Since it was launched in April this year, the much talked about furlough scheme has been utilised by 1.2 million employers across the UK. So far, the scheme has paid out £35.4 billion, enabling 9.6 million jobs to be furloughed. The Coronavirus Jobs Retention Scheme, as it is officially known, was designed to support employers and employees who couldn't do their jobs and prevent mass redundancies. However, HM Revenue and Customs has announced that it is now reviewing 27,000 "high risk" cases where abuse or fraud is suspected. This comes after the Government declared that up to £3.5bn in Coronavirus Job Retention Scheme payments have been claimed fraudulently or paid out in error.
The Coronavirus Jobs Retention Scheme initially allowed the government to pay 80 per cent of workers' salaries up to £2,500 a month. However, one of the main requirements of the scheme is that an employee must not work for their employer while they are furloughed. Since July, furloughed employees have been able to return to work on a part-time basis with the furlough scheme covering the days they are not working as long as the employee does not carry out any work on these days. Yet former Labour Home Secretary Lord Blunkett believes criminals have used the global pandemic to "dip below the radar" and take advantage of unprecedented circumstances - according to a study by academics at Oxford, Cambridge and Zurich universities the ban on working was routinely ignored and people felt forced to work by their employers. The research revealed one in three furloughed employees have been pressured to keep working. There have also been several cases of employers not informing people they are on furlough until the employee received a reduced pay check.

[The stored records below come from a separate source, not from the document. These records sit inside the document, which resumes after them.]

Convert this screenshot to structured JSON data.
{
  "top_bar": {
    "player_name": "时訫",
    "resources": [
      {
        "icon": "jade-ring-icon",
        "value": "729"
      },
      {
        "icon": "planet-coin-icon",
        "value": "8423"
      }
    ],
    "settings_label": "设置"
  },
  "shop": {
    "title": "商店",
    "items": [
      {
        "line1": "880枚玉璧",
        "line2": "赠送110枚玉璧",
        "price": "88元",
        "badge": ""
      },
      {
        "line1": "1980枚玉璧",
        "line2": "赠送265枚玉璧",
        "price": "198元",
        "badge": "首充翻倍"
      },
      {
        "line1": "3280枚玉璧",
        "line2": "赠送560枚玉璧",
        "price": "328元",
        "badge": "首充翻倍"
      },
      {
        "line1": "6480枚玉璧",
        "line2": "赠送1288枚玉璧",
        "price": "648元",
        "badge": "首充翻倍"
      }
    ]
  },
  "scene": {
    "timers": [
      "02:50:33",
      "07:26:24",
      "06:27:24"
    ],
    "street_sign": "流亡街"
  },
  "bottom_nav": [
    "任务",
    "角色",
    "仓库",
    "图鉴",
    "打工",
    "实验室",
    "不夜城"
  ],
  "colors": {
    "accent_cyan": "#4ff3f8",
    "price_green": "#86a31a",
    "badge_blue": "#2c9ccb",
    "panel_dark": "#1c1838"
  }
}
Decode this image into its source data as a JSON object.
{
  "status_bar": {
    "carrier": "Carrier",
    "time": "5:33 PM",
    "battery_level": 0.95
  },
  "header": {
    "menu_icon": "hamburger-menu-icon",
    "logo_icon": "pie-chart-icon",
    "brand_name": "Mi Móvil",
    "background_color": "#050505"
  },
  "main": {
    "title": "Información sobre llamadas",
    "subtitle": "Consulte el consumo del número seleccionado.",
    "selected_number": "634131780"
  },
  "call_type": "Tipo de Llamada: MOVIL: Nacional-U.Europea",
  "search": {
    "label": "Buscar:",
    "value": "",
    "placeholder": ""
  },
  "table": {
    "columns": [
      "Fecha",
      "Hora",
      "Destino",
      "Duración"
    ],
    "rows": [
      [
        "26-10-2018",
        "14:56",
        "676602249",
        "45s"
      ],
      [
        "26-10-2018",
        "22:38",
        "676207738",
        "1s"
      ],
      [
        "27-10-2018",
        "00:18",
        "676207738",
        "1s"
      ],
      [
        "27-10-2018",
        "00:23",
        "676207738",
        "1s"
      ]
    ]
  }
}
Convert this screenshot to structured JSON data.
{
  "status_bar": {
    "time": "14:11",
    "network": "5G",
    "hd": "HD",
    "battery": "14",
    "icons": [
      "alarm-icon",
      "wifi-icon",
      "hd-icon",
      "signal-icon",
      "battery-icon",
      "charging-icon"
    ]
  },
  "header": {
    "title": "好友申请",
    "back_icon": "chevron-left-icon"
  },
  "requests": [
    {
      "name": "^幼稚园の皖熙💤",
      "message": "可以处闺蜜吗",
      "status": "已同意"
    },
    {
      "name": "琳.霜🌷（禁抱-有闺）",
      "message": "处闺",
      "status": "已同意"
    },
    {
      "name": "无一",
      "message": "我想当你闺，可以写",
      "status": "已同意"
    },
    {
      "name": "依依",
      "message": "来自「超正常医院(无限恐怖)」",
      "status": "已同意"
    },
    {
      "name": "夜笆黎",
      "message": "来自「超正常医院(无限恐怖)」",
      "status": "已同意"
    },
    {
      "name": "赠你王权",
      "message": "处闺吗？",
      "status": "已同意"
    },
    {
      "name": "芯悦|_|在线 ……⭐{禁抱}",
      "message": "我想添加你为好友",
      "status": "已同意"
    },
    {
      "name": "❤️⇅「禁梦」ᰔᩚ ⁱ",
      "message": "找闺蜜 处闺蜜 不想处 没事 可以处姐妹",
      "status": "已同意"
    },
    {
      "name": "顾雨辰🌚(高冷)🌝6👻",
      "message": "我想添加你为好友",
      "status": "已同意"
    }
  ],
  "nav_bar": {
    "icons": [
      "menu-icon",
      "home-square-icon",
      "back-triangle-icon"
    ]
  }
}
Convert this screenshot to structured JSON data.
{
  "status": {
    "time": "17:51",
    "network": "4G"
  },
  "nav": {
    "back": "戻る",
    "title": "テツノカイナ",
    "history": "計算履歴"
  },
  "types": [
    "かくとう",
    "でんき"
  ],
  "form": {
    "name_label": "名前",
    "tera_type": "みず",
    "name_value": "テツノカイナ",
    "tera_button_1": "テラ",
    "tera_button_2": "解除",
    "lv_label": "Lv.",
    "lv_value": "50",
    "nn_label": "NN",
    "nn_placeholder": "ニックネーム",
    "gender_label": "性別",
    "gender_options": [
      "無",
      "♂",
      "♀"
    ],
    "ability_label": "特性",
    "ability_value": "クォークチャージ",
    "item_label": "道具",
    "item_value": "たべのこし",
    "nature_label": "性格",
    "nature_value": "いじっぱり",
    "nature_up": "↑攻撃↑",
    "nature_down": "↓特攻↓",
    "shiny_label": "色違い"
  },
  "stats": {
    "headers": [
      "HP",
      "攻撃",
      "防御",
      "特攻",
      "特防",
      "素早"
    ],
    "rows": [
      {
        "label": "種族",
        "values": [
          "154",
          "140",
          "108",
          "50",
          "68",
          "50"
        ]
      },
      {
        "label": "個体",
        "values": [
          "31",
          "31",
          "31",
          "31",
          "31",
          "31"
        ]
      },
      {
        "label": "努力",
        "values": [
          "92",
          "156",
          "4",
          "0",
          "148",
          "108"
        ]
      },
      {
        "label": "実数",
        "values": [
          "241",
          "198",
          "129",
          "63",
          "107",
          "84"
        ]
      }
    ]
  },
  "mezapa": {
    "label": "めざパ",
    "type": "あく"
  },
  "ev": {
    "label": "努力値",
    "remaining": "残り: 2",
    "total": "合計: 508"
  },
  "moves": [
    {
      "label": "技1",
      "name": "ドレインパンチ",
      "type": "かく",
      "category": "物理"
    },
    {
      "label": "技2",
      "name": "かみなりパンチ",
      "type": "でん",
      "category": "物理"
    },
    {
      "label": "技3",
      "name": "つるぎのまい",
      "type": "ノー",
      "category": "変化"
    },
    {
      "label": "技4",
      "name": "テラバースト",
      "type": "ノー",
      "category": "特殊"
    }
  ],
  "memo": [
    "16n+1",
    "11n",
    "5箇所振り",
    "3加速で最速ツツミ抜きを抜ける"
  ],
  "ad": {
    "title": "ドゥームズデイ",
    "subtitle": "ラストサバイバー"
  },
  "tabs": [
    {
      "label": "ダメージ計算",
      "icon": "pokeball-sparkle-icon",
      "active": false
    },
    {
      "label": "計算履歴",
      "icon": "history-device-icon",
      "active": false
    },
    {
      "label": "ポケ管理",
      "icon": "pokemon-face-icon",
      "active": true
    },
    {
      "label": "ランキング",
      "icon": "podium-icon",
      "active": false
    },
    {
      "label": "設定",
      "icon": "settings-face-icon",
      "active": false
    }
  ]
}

HMRC recognised that the scheme would be vulnerable to scams due to the scale of the payment packages and how quickly the measures were steered through to save the economy. HMRC's permanent secretary, Jim Harra, said "We have made an assumption for the purposes of our planning that the error and fraud rate in this scheme could be between 5% and 10%....That will range from deliberate fraud through to error." As a result, HMRC has pledged leniency to those who make genuine mistakes with their applications as it understands this was something new for everyone in a very difficult time. It insists that it was "not trying to catch out" anyone hence its 90 day amnesty period, allowing employers to repay wrongfully submitted claims without penalty. That being said, HMRC has declared that it "won't hesitate to take criminal action against the most serious cases".
July saw the first arrest relating to the Coronavirus Job Retention Scheme: a West Midlands man was arrested as part of an investigation into a suspected £495,000 defrauding of the furlough scheme. This shows HMRC will not be taking concealment lightly. Furthermore, in the last few days it has come to light that a company director and an accountant have been arrested over a suspected £70,000 fraud connected to the furlough scheme. Richard Las, acting director of the fraud investigation service at HMRC, said: “This is taxpayer’s money and any claim that proves to be fraudulent limits our ability to support people and deprives public services of essential funding."
As the scheme begins to wind down and concerns over mass unemployment grow, MPs and business groups have urged the government to continue the scheme in some way. However, the Chancellor of the Exchequer, Rishi Sunak has insisted it will end on 31 October. Nevertheless, it seems that investigations into Coronavirus Job Retention Scheme fraud will continue and other government initiatives such as the Bounce Back Loans Scheme and the Coronavirus Business Interruption Loans Scheme may suffer a similar fate.